How Medicare Covers Preventive Services

Medicare covers many preventive services. Whether you have Original Medicare (Parts A and B) or a Medicare Advantage Plan (Private Medicare Health Plan).

Expanded Preventive Services under the Affordable Care Act

The Affordable Care Act (ACA) has improved coverage for seniors by expanding the number of no-charge Medicare preventive and wellness services—that is, visits with no applicable Part B deductible or coinsurance. For many seniors this means no longer having to delay check-ups and preventive care like cancer screenings, flu shots, and vaccines.
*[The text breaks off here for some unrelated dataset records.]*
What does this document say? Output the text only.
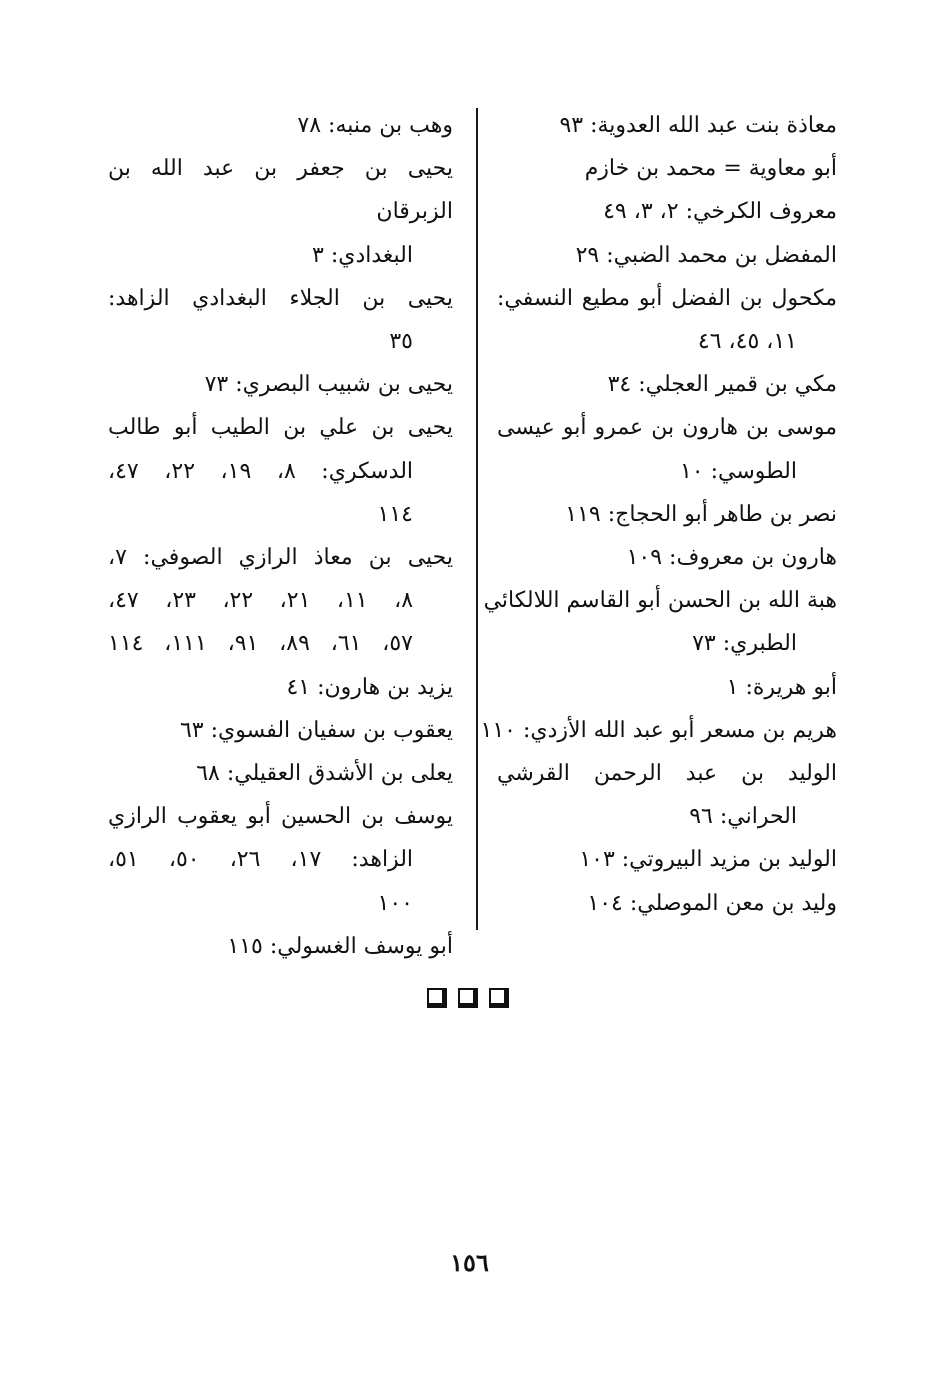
معاذة بنت عبد الله العدوية: ٩٣

أبو معاوية = محمد بن خازم

معروف الكرخي: ٢، ٣، ٤٩

المفضل بن محمد الضبي: ٢٩

مكحول بن الفضل أبو مطيع النسفي:

١١، ٤٥، ٤٦

مكي بن قمير العجلي: ٣٤

موسى بن هارون بن عمرو أبو عيسى

الطوسي: ١٠

نصر بن طاهر أبو الحجاج: ١١٩

هارون بن معروف: ١٠٩

هبة الله بن الحسن أبو القاسم اللالكائي

الطبري: ٧٣

أبو هريرة: ١

هريم بن مسعر أبو عبد الله الأزدي: ١١٠

الوليد بن عبد الرحمن القرشي

الحراني: ٩٦

الوليد بن مزيد البيروتي: ١٠٣

وليد بن معن الموصلي: ١٠٤

وهب بن منبه: ٧٨

يحيى بن جعفر بن عبد الله بن الزبرقان

البغدادي: ٣

يحيى بن الجلاء البغدادي الزاهد:

٣٥

يحيى بن شبيب البصري: ٧٣

يحيى بن علي بن الطيب أبو طالب

الدسكري: ٨، ١٩، ٢٢، ٤٧،

١١٤

يحيى بن معاذ الرازي الصوفي: ٧،

٨، ١١، ٢١، ٢٢، ٢٣، ٤٧،

٥٧، ٦١، ٨٩، ٩١، ١١١، ١١٤

يزيد بن هارون: ٤١

يعقوب بن سفيان الفسوي: ٦٣

يعلى بن الأشدق العقيلي: ٦٨

يوسف بن الحسين أبو يعقوب الرازي

الزاهد: ١٧، ٢٦، ٥٠، ٥١،

١٠٠

أبو يوسف الغسولي: ١١٥

١٥٦
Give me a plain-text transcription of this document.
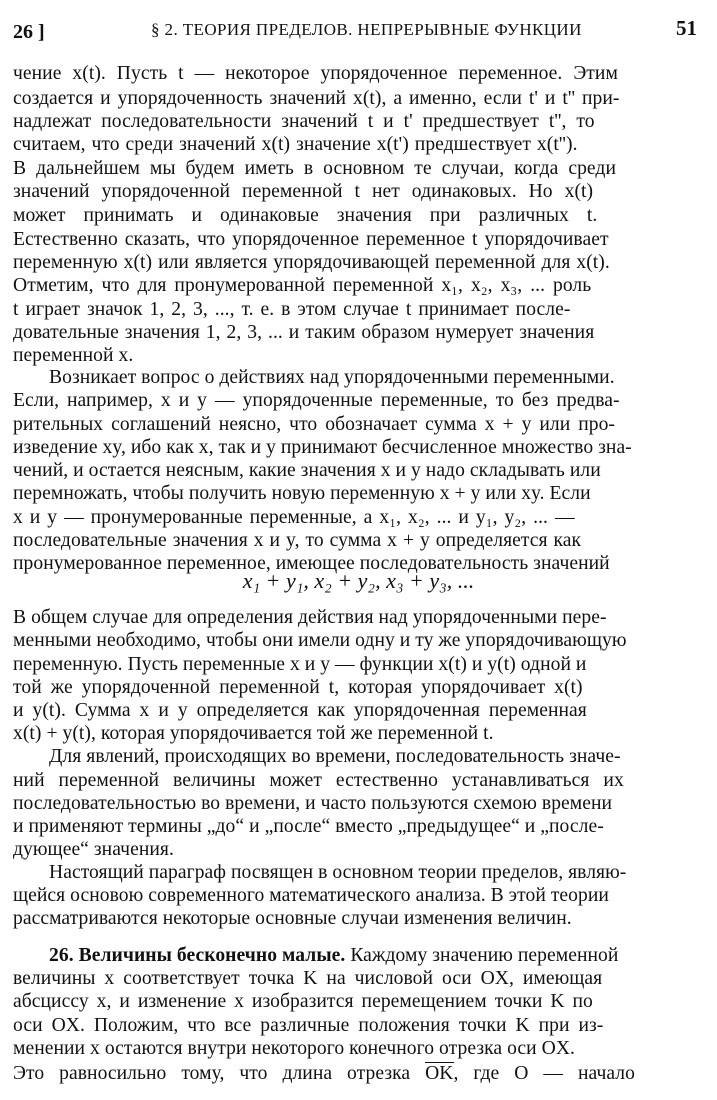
26 ]	§ 2. ТЕОРИЯ ПРЕДЕЛОВ. НЕПРЕРЫВНЫЕ ФУНКЦИИ	51
чение x(t). Пусть t — некоторое упорядоченное переменное. Этим
создается и упорядоченность значений x(t), а именно, если t' и t'' при-
надлежат последовательности значений t и t' предшествует t'', то
считаем, что среди значений x(t) значение x(t') предшествует x(t'').
В дальнейшем мы будем иметь в основном те случаи, когда среди
значений упорядоченной переменной t нет одинаковых. Но x(t)
может принимать и одинаковые значения при различных t.
Естественно сказать, что упорядоченное переменное t упорядочивает
переменную x(t) или является упорядочивающей переменной для x(t).
Отметим, что для пронумерованной переменной x₁, x₂, x₃, ... роль
t играет значок 1, 2, 3, ..., т. е. в этом случае t принимает после-
довательные значения 1, 2, 3, ... и таким образом нумерует значения
переменной x.
Возникает вопрос о действиях над упорядоченными переменными.
Если, например, x и y — упорядоченные переменные, то без предва-
рительных соглашений неясно, что обозначает сумма x + y или про-
изведение xy, ибо как x, так и y принимают бесчисленное множество зна-
чений, и остается неясным, какие значения x и y надо складывать или
перемножать, чтобы получить новую переменную x + y или xy. Если
x и y — пронумерованные переменные, а x₁, x₂, ... и y₁, y₂, ... —
последовательные значения x и y, то сумма x + y определяется как
пронумерованное переменное, имеющее последовательность значений
x₁ + y₁, x₂ + y₂, x₃ + y₃, ...
В общем случае для определения действия над упорядоченными пере-
менными необходимо, чтобы они имели одну и ту же упорядочивающую
переменную. Пусть переменные x и y — функции x(t) и y(t) одной и
той же упорядоченной переменной t, которая упорядочивает x(t)
и y(t). Сумма x и y определяется как упорядоченная переменная
x(t) + y(t), которая упорядочивается той же переменной t.
Для явлений, происходящих во времени, последовательность значе-
ний переменной величины может естественно устанавливаться их
последовательностью во времени, и часто пользуются схемою времени
и применяют термины „до“ и „после“ вместо „предыдущее“ и „после-
дующее“ значения.
Настоящий параграф посвящен в основном теории пределов, являю-
щейся основою современного математического анализа. В этой теории
рассматриваются некоторые основные случаи изменения величин.
26. Величины бесконечно малые. Каждому значению переменной
величины x соответствует точка K на числовой оси OX, имеющая
абсциссу x, и изменение x изобразится перемещением точки K по
оси OX. Положим, что все различные положения точки K при из-
менении x остаются внутри некоторого конечного отрезка оси OX.
Это равносильно тому, что длина отрезка OK, где O — начало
The ACA is also helping to close the Part D prescription drug “donut hole,” a coverage gap that, when reached, means seniors must pay out of pocket for prescription drugs. Year by year the ACA is narrowing this coverage gap, until 2020 when it will disappear. Once the coverage gap is closed, seniors will pay only their normal drug copayments.

Medicare-Covered Preventive Services

Those with Original Medicare (Parts A and B) will have no coinsurance or deductible for certain preventive services recommended by the U.S. Preventive Services Task Force, as long as the doctor accepts Medicare assignment. Accepting Medicare assignment means the doctor agrees to be paid directly by Medicare and accept the amount that Medicare pays, and that he/she agrees not to bill patients for more than the Medicare deductible or coinsurance amount.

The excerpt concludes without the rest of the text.